Citation
(2004), "Campaign promotes careers in Science", Anti-Corrosion Methods and Materials, Vol. 51 No. 6. https://doi.org/10.1108/acmm.2004.12851fab.013
Publisher
:Emerald Group Publishing Limited
Copyright © 2004, Emerald Group Publishing Limited
Campaign promotes careers in Science
Campaign promotes careers in Science
US Secretary of Energy Spencer Abraham launched a campaign to help the US regain its footing as a science superpower by boosting the number of American students interested in becoming scientists and engineers.
The “Scientists Teaching and Reaching Students” program will award scholarships at national labs for math and science teachers. It will require the labs, including Los Alamos, Lawrence Livermore and Sandia National Laboratories, to host a total of 2,000 fifth and eighth graders for at least one day each year.
“The risks of a scientifically illiterate nation in the 21st century are too great for business as usual,” Abraham told about 300 people under a tent at the Stanford Linear Accelerator Center. “Right now it appears that despite our grand national lab structure, despite the lasers, accelerators, electron microscopes, experimental fusion reactors and billions of dollars in research funds, we could fail to maximize our potential.”
American students are rapidly being overtaken by their overseas counterparts when it comes to math and science. US fourth graders ranked among the world's best in math and science but by 12th grade, the students trailed almost every other industrialized country, ahead of only Cyprus and South Africa, according to the Third International Mathematics and Science Study completed in 1999.
The effort will focus on students and teachers in middle school – a time when American children's curiosity in math and science often wanes.
The Energy Department and the labs will also sponsor an annual science expo, Science Appreciation Days and Career Days, where government and industry scientists, including Nobel laureates, will visit public schools.
“Young people are inspired to take up things like sports, music and acting,” Abraham told the crowd, which included scientists who sported “Got Physics?” T-shirts, and about two dozen elementary students from a nearby public school. “I believe it's time we start putting our science leaders on the same footing as other celebrities.”
Abraham said the department has not yet “costed out” the program, but he expected the country's 17 national labs to contribute money, equipment and employees.
The program “is certainly not a waste of tax dollars,” said John Yochelson, President of San Diego-based Building Engineering & Science Talent, a consortium that promotes math and science education. He would like to see government-sponsored college scholarships for math and science students.
Still it is unclear whether the initiative will stem years of declining enrollment in university science programs, and it is unlikely to change a broader trend: Engineering and science graduates from India, China, Russia and other developing nations dramatically outnumber those from US universities.
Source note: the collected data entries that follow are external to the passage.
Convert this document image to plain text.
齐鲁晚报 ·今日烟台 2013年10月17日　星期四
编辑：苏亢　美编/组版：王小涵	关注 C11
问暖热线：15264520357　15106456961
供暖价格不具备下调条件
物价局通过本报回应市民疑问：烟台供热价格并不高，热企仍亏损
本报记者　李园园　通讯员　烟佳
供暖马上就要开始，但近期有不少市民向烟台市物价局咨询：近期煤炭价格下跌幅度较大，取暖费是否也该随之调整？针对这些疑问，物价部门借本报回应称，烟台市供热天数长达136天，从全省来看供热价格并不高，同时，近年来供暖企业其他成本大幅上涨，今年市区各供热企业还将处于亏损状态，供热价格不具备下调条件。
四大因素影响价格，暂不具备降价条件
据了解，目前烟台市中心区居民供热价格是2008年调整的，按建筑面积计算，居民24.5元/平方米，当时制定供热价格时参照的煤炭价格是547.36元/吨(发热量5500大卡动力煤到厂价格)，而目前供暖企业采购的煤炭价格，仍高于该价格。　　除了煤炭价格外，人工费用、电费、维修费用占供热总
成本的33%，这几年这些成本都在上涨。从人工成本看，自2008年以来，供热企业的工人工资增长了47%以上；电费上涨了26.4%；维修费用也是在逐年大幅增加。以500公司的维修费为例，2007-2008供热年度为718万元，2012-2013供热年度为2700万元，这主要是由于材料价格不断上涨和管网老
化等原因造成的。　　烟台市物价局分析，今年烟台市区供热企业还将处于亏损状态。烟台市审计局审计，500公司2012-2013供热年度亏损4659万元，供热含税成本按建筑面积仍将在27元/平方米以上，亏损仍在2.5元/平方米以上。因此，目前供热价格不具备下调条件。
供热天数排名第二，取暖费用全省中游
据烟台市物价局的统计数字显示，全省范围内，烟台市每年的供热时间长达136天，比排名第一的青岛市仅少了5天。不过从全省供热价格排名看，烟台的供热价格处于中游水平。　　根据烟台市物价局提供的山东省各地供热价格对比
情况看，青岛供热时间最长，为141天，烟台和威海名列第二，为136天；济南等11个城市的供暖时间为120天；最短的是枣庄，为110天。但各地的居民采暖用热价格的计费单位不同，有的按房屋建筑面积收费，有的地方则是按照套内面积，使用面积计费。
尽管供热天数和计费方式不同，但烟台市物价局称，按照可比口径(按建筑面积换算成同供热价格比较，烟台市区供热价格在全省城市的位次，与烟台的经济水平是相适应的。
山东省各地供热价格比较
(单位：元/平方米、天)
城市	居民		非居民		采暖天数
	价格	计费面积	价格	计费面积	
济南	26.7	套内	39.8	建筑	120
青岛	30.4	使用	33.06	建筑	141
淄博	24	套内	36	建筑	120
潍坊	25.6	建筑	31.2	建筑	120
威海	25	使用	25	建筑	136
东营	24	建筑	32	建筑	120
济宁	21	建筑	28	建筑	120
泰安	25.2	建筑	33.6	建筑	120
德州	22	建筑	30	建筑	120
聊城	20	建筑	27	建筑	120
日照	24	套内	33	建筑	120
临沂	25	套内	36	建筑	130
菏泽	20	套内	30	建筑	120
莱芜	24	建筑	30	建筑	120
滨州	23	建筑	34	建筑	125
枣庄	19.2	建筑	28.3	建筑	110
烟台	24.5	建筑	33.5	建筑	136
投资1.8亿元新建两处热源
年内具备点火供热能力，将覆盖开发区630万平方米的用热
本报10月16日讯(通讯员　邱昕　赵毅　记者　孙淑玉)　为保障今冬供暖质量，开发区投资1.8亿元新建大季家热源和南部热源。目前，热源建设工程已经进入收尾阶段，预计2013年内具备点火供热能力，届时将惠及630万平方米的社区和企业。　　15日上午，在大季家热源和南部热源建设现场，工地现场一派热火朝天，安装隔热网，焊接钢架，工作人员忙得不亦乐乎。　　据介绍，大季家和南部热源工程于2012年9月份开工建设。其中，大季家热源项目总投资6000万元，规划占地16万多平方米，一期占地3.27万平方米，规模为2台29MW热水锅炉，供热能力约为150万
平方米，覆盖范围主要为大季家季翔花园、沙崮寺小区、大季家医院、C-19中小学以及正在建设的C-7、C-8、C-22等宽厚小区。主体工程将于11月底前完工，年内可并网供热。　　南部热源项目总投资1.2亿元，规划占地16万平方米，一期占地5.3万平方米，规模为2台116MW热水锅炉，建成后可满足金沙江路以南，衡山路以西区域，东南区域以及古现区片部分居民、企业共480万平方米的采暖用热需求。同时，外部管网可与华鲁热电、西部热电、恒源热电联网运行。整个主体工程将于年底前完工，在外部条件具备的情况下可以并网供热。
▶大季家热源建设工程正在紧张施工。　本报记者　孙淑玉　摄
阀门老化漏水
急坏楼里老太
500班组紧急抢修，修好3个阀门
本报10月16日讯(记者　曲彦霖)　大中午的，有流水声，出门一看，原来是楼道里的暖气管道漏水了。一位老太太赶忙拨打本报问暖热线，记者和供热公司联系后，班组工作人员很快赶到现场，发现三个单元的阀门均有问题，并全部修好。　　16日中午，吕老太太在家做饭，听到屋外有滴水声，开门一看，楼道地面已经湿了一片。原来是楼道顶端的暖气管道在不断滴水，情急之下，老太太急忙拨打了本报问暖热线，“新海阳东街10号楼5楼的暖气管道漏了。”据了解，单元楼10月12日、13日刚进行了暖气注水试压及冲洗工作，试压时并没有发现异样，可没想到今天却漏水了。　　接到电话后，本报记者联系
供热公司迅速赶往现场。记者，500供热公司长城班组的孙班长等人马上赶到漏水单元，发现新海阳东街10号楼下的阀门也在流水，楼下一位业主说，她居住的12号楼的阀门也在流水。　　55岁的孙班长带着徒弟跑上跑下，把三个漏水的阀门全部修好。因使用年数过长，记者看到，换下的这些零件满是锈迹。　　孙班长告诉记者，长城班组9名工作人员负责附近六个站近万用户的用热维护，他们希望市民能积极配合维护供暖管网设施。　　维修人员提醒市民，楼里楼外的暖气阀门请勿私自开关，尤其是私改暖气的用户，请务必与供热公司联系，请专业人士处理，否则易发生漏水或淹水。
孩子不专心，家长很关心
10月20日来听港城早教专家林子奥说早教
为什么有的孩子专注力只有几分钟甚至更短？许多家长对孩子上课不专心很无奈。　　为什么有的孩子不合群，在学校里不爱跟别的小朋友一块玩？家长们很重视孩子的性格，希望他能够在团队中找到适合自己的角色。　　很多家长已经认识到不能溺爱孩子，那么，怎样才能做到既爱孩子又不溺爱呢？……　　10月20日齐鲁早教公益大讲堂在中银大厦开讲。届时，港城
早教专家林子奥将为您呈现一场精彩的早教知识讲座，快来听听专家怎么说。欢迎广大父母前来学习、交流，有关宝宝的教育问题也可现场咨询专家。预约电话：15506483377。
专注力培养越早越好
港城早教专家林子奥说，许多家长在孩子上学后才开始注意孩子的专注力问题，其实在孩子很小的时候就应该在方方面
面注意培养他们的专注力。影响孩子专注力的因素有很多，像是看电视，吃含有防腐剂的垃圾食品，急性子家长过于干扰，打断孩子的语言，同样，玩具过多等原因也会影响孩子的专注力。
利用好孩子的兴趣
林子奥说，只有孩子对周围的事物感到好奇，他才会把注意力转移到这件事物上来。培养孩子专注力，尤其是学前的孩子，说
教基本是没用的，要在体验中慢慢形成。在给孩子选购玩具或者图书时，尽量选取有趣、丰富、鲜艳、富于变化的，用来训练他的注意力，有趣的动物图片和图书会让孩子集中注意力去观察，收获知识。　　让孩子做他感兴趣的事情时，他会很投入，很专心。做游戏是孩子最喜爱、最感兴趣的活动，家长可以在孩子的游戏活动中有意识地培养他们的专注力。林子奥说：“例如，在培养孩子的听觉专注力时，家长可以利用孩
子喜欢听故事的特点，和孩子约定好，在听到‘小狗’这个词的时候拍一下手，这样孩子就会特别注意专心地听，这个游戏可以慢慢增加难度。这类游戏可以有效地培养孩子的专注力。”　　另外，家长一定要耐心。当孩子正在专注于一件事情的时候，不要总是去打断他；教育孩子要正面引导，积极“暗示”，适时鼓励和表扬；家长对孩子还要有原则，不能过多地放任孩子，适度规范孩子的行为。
Experts also worry about a reverse brain drain. Although highly educated foreigners for decades flooded US universities and vied for jobs at American corporations, they are now able to find equally challenging work in their home countries, thanks to the offshore outsourcing of thousands of high-paying jobs to low-cost countries.
Heightened restrictions on work visas after the 11 September 2001, attacks have also made it tougher for many foreigners to live here.
Abraham said the consequences of the declining number of American scientists could be dire – both to the Energy Department, which employs thousands of nuclear physicists, astronomers, cryptographers and other specialists, and to corporate America.
“It is a simple fact that work will migrate to the nation with the most skilled work force,” Abraham said. “Our national security depends on having access to a work force that has highly advanced technical skills.”